= Hans Christian Hagedorn =

Danish physician (1888–1971)

Hans Christian Hagedorn (1888-1971)

Hans Christian Hagedorn (6 March 1888 – 6 October 1971) was the creator of NPH insulin and the founder of Nordisk Insulinlaboratorium, which is known today as Novo Nordisk.

==Early life and education==
Hagedorn was born in Copenhagen. His father was the captain of a coaster adapted for use as a folk high school ship where aspiring sailors received training in navigation as well as other subjects. Hagedorn attended Hesselager Latin School on Funen. In 1916, he began to study medicine at the University of Copenhagen. During his studies, he worked as an assistant for Carl Julius Salomonsen. He also assisted Christian Bohr.

==Career==
Hagedorn joined forces with Nobel laureate August Krogh (1874–1949) to obtain rights for insulin production in the Nordic countries from Frederick Banting and Charles Best of Toronto.
In 1923 they formed Nordisk Insulinlaboratorium, and in 1926 with August Krogh he obtained a Danish royal charter as a non-profit foundation.

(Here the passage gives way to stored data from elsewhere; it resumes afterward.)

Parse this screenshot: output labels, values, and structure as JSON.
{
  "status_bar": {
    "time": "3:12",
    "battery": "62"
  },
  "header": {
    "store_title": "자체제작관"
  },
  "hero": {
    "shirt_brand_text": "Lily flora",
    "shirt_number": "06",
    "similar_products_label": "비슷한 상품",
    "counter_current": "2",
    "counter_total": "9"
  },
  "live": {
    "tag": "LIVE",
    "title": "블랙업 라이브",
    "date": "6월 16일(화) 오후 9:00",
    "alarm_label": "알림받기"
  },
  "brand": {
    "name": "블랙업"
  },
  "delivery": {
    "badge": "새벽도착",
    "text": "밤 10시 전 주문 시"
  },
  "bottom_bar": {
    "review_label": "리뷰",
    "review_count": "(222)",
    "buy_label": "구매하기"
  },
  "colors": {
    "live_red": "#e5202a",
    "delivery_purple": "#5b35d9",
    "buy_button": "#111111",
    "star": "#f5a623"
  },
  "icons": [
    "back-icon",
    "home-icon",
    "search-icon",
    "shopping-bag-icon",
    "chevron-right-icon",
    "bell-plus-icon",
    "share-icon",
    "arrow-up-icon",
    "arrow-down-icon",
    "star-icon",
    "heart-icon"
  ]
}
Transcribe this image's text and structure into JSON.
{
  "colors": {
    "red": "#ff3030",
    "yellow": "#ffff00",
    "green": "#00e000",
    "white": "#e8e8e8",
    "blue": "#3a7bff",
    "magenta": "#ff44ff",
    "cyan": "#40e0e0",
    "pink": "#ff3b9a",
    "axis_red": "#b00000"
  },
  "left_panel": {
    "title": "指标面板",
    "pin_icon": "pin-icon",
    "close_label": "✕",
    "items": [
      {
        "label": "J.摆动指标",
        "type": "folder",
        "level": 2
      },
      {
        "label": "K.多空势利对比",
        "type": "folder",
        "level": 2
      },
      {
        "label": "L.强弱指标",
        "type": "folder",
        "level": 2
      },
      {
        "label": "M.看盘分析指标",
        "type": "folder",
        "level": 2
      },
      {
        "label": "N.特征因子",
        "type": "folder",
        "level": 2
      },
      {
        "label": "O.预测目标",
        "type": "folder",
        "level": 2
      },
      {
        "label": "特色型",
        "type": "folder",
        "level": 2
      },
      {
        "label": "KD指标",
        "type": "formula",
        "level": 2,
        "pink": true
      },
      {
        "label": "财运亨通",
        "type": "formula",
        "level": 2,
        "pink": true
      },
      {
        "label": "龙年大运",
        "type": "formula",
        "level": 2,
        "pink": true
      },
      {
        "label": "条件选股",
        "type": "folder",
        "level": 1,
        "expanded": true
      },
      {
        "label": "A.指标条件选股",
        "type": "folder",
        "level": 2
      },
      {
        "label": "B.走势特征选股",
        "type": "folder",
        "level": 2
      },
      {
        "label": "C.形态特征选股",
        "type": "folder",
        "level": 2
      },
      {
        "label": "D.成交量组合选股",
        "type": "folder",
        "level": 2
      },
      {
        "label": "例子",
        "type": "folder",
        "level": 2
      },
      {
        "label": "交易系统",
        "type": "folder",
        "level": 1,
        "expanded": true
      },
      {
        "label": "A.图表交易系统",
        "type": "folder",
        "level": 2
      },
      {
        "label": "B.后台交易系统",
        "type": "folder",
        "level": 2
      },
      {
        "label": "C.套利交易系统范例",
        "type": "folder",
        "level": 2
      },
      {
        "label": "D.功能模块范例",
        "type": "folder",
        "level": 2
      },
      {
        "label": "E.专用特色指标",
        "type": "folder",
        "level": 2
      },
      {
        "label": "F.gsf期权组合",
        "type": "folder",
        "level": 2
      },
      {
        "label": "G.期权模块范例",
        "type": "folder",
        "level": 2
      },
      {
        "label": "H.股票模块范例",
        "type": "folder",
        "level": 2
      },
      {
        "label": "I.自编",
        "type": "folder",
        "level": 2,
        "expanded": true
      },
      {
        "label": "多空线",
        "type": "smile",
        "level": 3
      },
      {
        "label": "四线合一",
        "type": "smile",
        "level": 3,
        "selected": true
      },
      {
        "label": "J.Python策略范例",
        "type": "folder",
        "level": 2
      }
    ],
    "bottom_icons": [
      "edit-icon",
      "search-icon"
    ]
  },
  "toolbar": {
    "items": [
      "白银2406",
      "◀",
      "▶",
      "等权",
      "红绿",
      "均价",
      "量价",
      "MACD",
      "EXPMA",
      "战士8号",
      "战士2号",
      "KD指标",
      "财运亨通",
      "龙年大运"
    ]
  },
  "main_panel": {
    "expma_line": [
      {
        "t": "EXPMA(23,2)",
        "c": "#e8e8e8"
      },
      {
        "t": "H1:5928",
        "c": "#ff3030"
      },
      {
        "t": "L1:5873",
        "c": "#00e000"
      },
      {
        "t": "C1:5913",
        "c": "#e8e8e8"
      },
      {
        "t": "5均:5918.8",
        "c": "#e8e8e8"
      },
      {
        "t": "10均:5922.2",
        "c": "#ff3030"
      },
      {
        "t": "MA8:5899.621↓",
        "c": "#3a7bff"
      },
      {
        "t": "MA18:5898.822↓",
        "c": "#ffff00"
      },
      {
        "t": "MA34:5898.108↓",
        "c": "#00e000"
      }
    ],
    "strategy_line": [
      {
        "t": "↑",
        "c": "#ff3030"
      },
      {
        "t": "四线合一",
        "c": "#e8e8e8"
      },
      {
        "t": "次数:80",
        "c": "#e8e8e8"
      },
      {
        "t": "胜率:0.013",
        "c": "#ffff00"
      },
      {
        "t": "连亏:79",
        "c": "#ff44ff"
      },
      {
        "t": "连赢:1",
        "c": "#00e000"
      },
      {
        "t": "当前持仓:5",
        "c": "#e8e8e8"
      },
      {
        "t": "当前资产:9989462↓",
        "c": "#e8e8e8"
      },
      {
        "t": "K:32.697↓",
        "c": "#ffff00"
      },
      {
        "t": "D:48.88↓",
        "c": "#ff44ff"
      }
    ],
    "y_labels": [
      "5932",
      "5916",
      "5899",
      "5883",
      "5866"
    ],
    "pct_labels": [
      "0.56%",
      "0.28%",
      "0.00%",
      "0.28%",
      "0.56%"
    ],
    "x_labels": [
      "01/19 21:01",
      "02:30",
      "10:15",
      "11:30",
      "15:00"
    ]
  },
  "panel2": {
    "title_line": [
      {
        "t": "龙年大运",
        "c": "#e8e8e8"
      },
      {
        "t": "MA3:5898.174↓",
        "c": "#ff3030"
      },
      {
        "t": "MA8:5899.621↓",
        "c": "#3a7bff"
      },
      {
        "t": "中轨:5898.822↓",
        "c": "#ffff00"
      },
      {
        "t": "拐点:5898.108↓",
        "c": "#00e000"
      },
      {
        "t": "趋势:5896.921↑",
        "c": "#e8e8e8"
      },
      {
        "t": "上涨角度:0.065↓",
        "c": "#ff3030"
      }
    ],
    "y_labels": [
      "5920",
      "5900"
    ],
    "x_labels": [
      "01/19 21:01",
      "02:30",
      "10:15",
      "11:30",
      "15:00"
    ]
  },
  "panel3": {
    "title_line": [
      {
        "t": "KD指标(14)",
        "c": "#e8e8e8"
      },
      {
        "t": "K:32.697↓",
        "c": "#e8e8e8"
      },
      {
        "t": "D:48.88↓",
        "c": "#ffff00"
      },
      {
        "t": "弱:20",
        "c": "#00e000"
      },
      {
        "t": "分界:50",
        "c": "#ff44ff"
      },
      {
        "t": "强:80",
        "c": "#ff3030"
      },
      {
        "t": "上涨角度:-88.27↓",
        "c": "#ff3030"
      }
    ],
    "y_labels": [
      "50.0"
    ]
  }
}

In the 1930s he became interested in modifying the absorption rate of insulin. He was aware that contaminating proteins slowed the absorption of insulin into the bloodstream, but these caused irritation and side effects. Thus he searched for a protein that would not cause any irritation. He came upon protamine, a protein isolated from fish sperm. Hagedorn discovered that the addition of protamine to insulin caused the insulin to form microscopic needles. These needles took longer to dissolve into the bloodstream. Protamine zinc insulin (PZI) was first created in 1936 and neutral protamine Hagedorn (NPH) insulin in 1946. NPH insulin is the complex of protamine and insulin at neutral pH (7.0). It is one of the earliest examples of engineering drug delivery.

== Legacy ==

=== The Hagedorn Prize ===
The Hagedorn Prize, named after Hans Christian Hagedorn, celebrates achievements in the understanding and treatment of diabetes. Hagedorn's work significantly advanced the quality of insulin production and diabetes care, making this award a tribute to his legacy in the field. The Hagedorn Prize is recognised as the most prestigious award in Internal Medicine in Denmark.. Hagedorn died in 1971 at age 83.